Managing elderly diabetes no simple task
Most elderly diabetics are prescribed glucose-lowering medications, and only one in five use insulin to manage their diabetes, according to a report by the Australian Institute of Health and Welfare.
Highlighting the complexity of treating type 2 diabetes in older patients, the AIHW used linked data from the Pharmaceutical Benefits Scheme and the National Diabetes Services Scheme (NDSS) to show that while most (85 per cent) of patients 65 years and older were on glucose lowering medications, just 40 per cent used a single medication.
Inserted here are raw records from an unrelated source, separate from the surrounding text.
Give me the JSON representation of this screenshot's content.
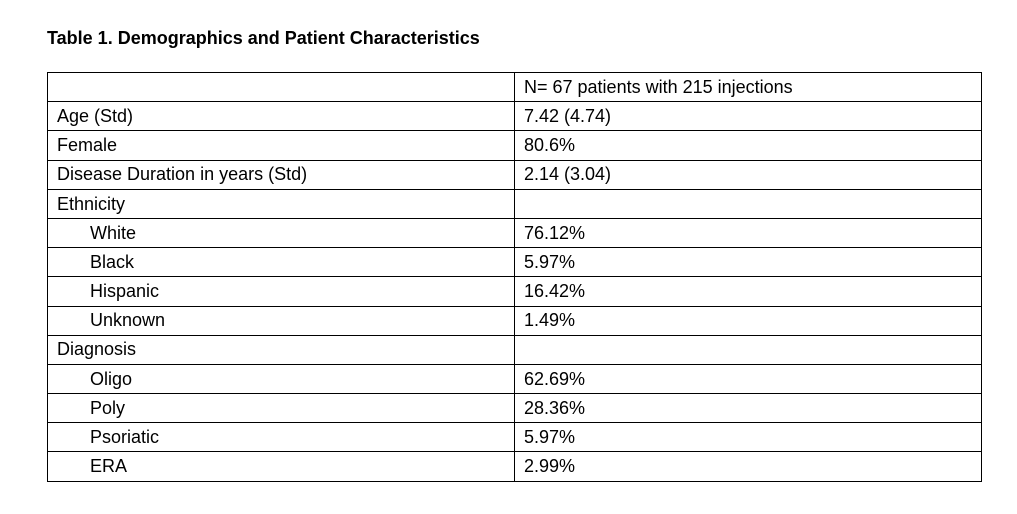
{
  "page": {
    "title": "Table 1. Demographics and Patient Characteristics"
  },
  "table": {
    "rows": [
      {
        "label": "",
        "value": "N= 67 patients with 215 injections",
        "indent": false
      },
      {
        "label": "Age (Std)",
        "value": "7.42 (4.74)",
        "indent": false
      },
      {
        "label": "Female",
        "value": "80.6%",
        "indent": false
      },
      {
        "label": "Disease Duration in years (Std)",
        "value": "2.14 (3.04)",
        "indent": false
      },
      {
        "label": "Ethnicity",
        "value": "",
        "indent": false
      },
      {
        "label": "White",
        "value": "76.12%",
        "indent": true
      },
      {
        "label": "Black",
        "value": "5.97%",
        "indent": true
      },
      {
        "label": "Hispanic",
        "value": "16.42%",
        "indent": true
      },
      {
        "label": "Unknown",
        "value": "1.49%",
        "indent": true
      },
      {
        "label": "Diagnosis",
        "value": "",
        "indent": false
      },
      {
        "label": "Oligo",
        "value": "62.69%",
        "indent": true
      },
      {
        "label": "Poly",
        "value": "28.36%",
        "indent": true
      },
      {
        "label": "Psoriatic",
        "value": "5.97%",
        "indent": true
      },
      {
        "label": "ERA",
        "value": "2.99%",
        "indent": true
      }
    ]
  }
}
One in five used two glucose lowering therapies simultaneously, and 11 per cent were on triple therapies.
In addition, 77 per cent were also using agents to lower their blood pressure, 74 per cent were using drugs to modify lipids (68 per cent were using both), 24 per cent were being supplied with anti-depressants, 20 per cent were using insulin and 4 per cent were on anti-psychotics.
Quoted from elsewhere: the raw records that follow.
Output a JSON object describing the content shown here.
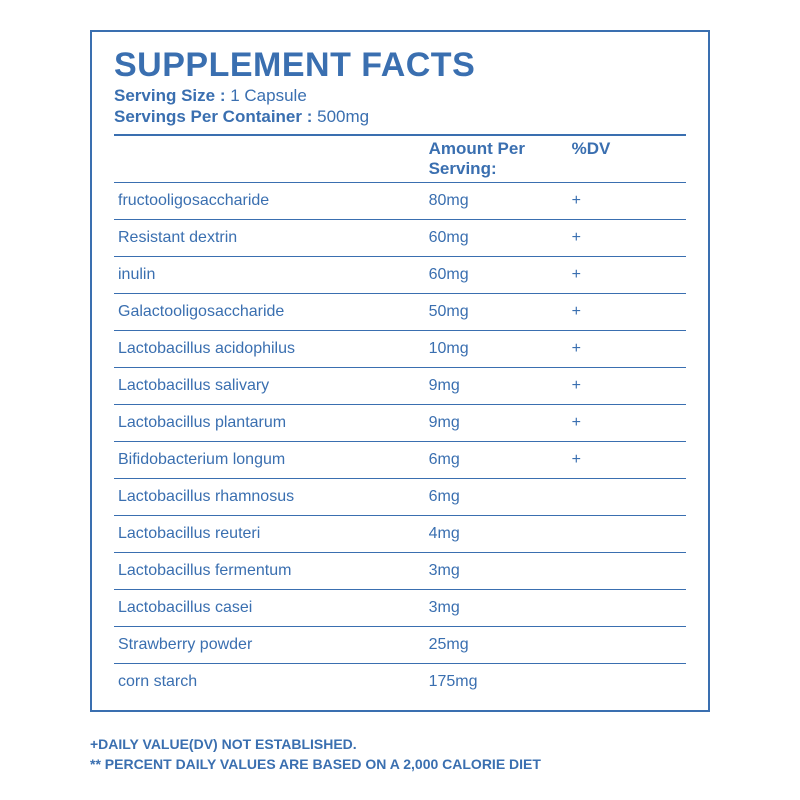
{
  "title": "SUPPLEMENT FACTS",
  "title_fontsize": 34,
  "label_fontsize": 17,
  "body_fontsize": 16,
  "foot_fontsize": 14,
  "text_color": "#3a6fb0",
  "border_color": "#3a6fb0",
  "background_color": "#ffffff",
  "serving_size_label": "Serving Size :",
  "serving_size_value": "1 Capsule",
  "servings_per_container_label": "Servings Per Container :",
  "servings_per_container_value": "500mg",
  "col_amount_label": "Amount Per Serving:",
  "col_dv_label": "%DV",
  "rows": [
    {
      "name": "fructooligosaccharide",
      "amount": "80mg",
      "dv": "+"
    },
    {
      "name": "Resistant dextrin",
      "amount": "60mg",
      "dv": "+"
    },
    {
      "name": "inulin",
      "amount": "60mg",
      "dv": "+"
    },
    {
      "name": "Galactooligosaccharide",
      "amount": "50mg",
      "dv": "+"
    },
    {
      "name": "Lactobacillus acidophilus",
      "amount": "10mg",
      "dv": "+"
    },
    {
      "name": "Lactobacillus salivary",
      "amount": "9mg",
      "dv": "+"
    },
    {
      "name": "Lactobacillus plantarum",
      "amount": "9mg",
      "dv": "+"
    },
    {
      "name": "Bifidobacterium longum",
      "amount": "6mg",
      "dv": "+"
    },
    {
      "name": "Lactobacillus rhamnosus",
      "amount": "6mg",
      "dv": ""
    },
    {
      "name": "Lactobacillus reuteri",
      "amount": "4mg",
      "dv": ""
    },
    {
      "name": "Lactobacillus fermentum",
      "amount": "3mg",
      "dv": ""
    },
    {
      "name": "Lactobacillus casei",
      "amount": "3mg",
      "dv": ""
    },
    {
      "name": "Strawberry powder",
      "amount": "25mg",
      "dv": ""
    },
    {
      "name": "corn starch",
      "amount": "175mg",
      "dv": ""
    }
  ],
  "footnote1": "+DAILY VALUE(DV) NOT ESTABLISHED.",
  "footnote2": "** PERCENT DAILY VALUES ARE BASED ON A 2,000 CALORIE DIET"
}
Generally, the authors of the report said, the longer since type 2 diabetes was diagnosed, the more likely it was that a patient would be prescribed with all medicine types, and the more intensive (dual or triple therapy) their glucose lowering treatment regimens would be.
Increasingly, type 2 diabetes in older patients is being treated with drugs rather than diet and exercise alone.
This was significant, the authors said, because the high prevalence of co-morbidities in such patients made the balance of risks and benefits in using medicines a finely-tuned calculation.
The release of the report coincides with changes to the NDSS that came into effect on 1 July.
Under the changes, people with diabetes can continue to access NDSS products such as needles, syringes, blood glucose test strips and urine test strips from NDSS community pharmacies, but can no longer access the products from Diabetes Australia or local state and territory diabetes organisations.
In addition, people with type 2 diabetes not using insulin will receive an initial six month supply of subsidised blood glucose test strips under the NDSS. After six months, they will only be eligible for further access to subsidised test strips if their doctor or other authorised health professional considers it clinically necessary to use test strips.
The change follows advice from the Pharmaceutical Benefits Advisory Committee which recommended restrictions to access blood glucose test strips based on research which found there was limited evidence that self-monitoring of blood glucose improved blood glucose control, quality of life or long term complications in people with type 2 diabetes who are not using insulin.
Patients with diabetes using insulin or women with gestational diabetes will not be affected by these changes.
The restrictions will come into effect six months from the date of a NDSS Registrant’s first test strip purchase.
There is no limit on the number of extensions to access that may be obtained from an authorised health professional while there is a continuing clinical need.